We want to talk about many aspects of squatting from warming up to the biomechanics behind the movement.
Many people sit all day and this causes tightness and sometimes switched off the glutes and flexors yet proceed to go to the gym and grab a barbell and jump straight into the movement! This biggest problem with this is that, without a proper dynamic and multi-planar warm up (such as front and side lunges with a core twist), we reinforce bad movement patterns which increases pain or dysfunction!
We also see a lot of shifts (moving towards one side at the bottom or when coming up) which is usually caused by either instability in one area such as the knee or poor mobility in the ankle on one side! It’s a compensation pattern which normally wouldn’t cause issues until we load the spine!
I know that you’re now questioning should we load the spine at all? Of course! Increasing muscle mass also increases bone strength and prevents osteoporosis! Women even used to deliver children in the squat position as it reduces pressure on the bowels and uterus, with gravity in our favour! What we don’t want to do is load our joints incorrectly! It’s better to squat without weights or an empty barbell until our body learns the correct patterns!
What about those of us who squat on our toes? Loading the anterior chain such as the quads repetitively can cause lots of damage to the knee joint and even ankles. It also prevents us from benefitting from the whole movement which also targets our gluteal and hamstring muscles.
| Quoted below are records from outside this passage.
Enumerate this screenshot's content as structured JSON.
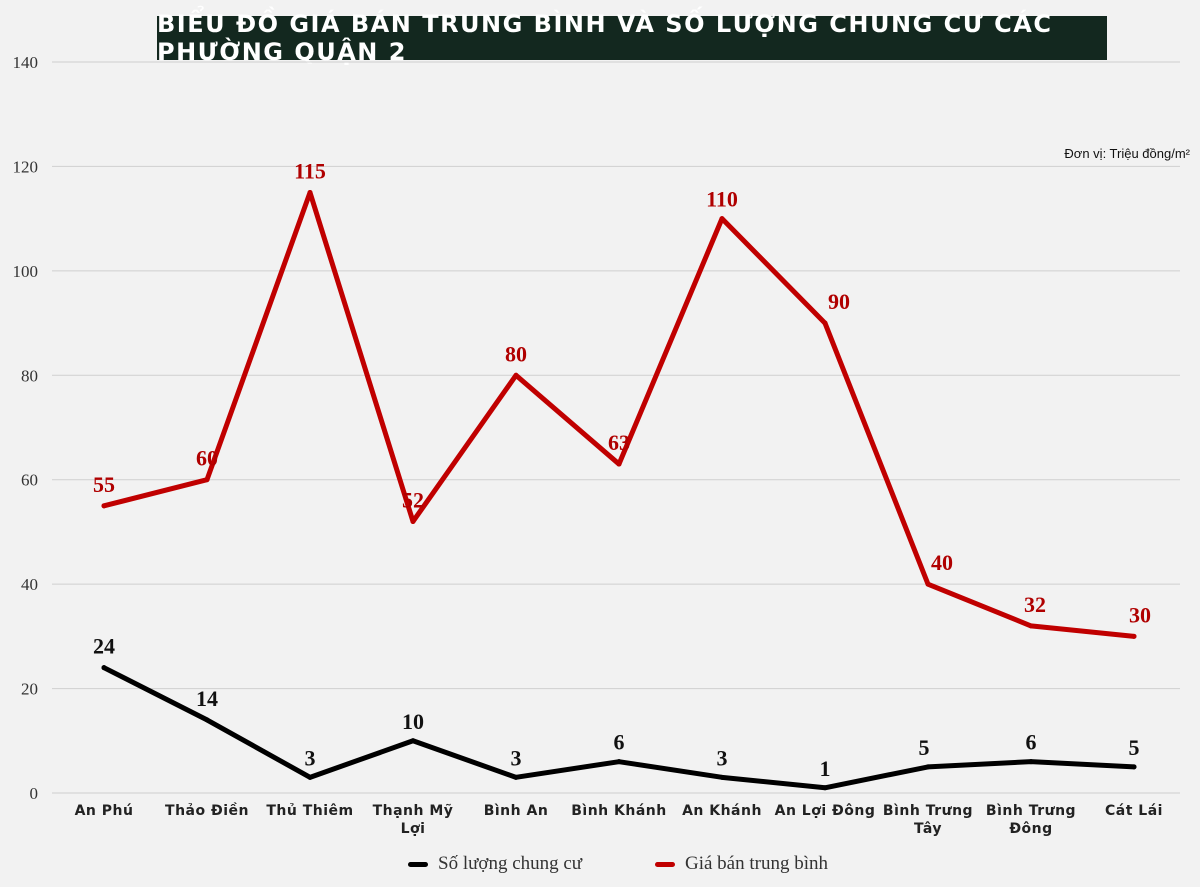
{
  "title": "BIỂU ĐỒ GIÁ BÁN TRUNG BÌNH VÀ SỐ LƯỢNG CHUNG CƯ CÁC PHƯỜNG QUẬN 2",
  "unit_note": "Đơn vị: Triệu đồng/m²",
  "chart_data": {
    "type": "line",
    "title": "BIỂU ĐỒ GIÁ BÁN TRUNG BÌNH VÀ SỐ LƯỢNG CHUNG CƯ CÁC PHƯỜNG QUẬN 2",
    "categories": [
      "An Phú",
      "Thảo Điền",
      "Thủ Thiêm",
      "Thạnh Mỹ Lợi",
      "Bình An",
      "Bình Khánh",
      "An Khánh",
      "An Lợi Đông",
      "Bình Trưng Tây",
      "Bình Trưng Đông",
      "Cát Lái"
    ],
    "series": [
      {
        "name": "Số lượng chung cư",
        "color": "#000000",
        "values": [
          24,
          14,
          3,
          10,
          3,
          6,
          3,
          1,
          5,
          6,
          5
        ]
      },
      {
        "name": "Giá bán trung bình",
        "color": "#c00000",
        "values": [
          55,
          60,
          115,
          52,
          80,
          63,
          110,
          90,
          40,
          32,
          30
        ]
      }
    ],
    "ylim": [
      0,
      140
    ],
    "yticks": [
      0,
      20,
      40,
      60,
      80,
      100,
      120,
      140
    ],
    "grid": true,
    "legend": "bottom-center"
  }
}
And even worse, coming up from the bottom of a squat in this position will load the lower back so severely you are bound to experience a strain or pain!
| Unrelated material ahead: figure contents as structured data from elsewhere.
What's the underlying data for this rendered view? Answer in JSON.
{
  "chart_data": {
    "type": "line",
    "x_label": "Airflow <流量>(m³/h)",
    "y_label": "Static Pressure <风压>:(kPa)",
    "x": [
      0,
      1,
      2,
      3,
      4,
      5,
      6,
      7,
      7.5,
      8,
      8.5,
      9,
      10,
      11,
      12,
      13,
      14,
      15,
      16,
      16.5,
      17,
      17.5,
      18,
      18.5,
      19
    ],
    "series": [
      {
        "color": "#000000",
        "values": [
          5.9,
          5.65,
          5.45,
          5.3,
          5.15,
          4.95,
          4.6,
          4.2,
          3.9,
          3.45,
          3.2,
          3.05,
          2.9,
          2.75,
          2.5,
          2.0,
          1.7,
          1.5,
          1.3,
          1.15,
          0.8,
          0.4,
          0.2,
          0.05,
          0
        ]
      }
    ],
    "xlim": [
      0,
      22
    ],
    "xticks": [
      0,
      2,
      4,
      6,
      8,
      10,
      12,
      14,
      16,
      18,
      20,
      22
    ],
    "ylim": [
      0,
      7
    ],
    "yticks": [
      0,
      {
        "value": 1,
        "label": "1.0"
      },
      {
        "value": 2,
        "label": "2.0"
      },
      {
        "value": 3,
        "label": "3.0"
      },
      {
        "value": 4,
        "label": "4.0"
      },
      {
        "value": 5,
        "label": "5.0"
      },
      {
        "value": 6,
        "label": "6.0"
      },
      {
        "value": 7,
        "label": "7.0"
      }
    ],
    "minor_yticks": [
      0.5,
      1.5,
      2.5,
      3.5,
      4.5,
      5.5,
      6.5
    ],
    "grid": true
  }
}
The solution: mobilize the gluts, hips, calves and ankles until you can sit down on your heels and activate the right muscles with the help of a coach or therapist it’s amazing how great this movement feels when done right! It also helps prevent back pain with prolonged sitting and bending when the right muscles activate! Our coaches even suggest wearing lifting shoes with a heel or improvising with a small plate to elevate the heel while mobility is slowly developing. This will allow the back to stay more neutral and prevent anterior hip impingement.
We can go on about squatting for days and we will release some research regarding the benefits and biomechanics behind the movement but our best suggestion is to work with a specialist to fix your form, work on the imbalances with isolated movements and single leg work (such as Bulgarian split squats and other stability work) and focusing on mobility to stay pain free and maintain healthy tissues.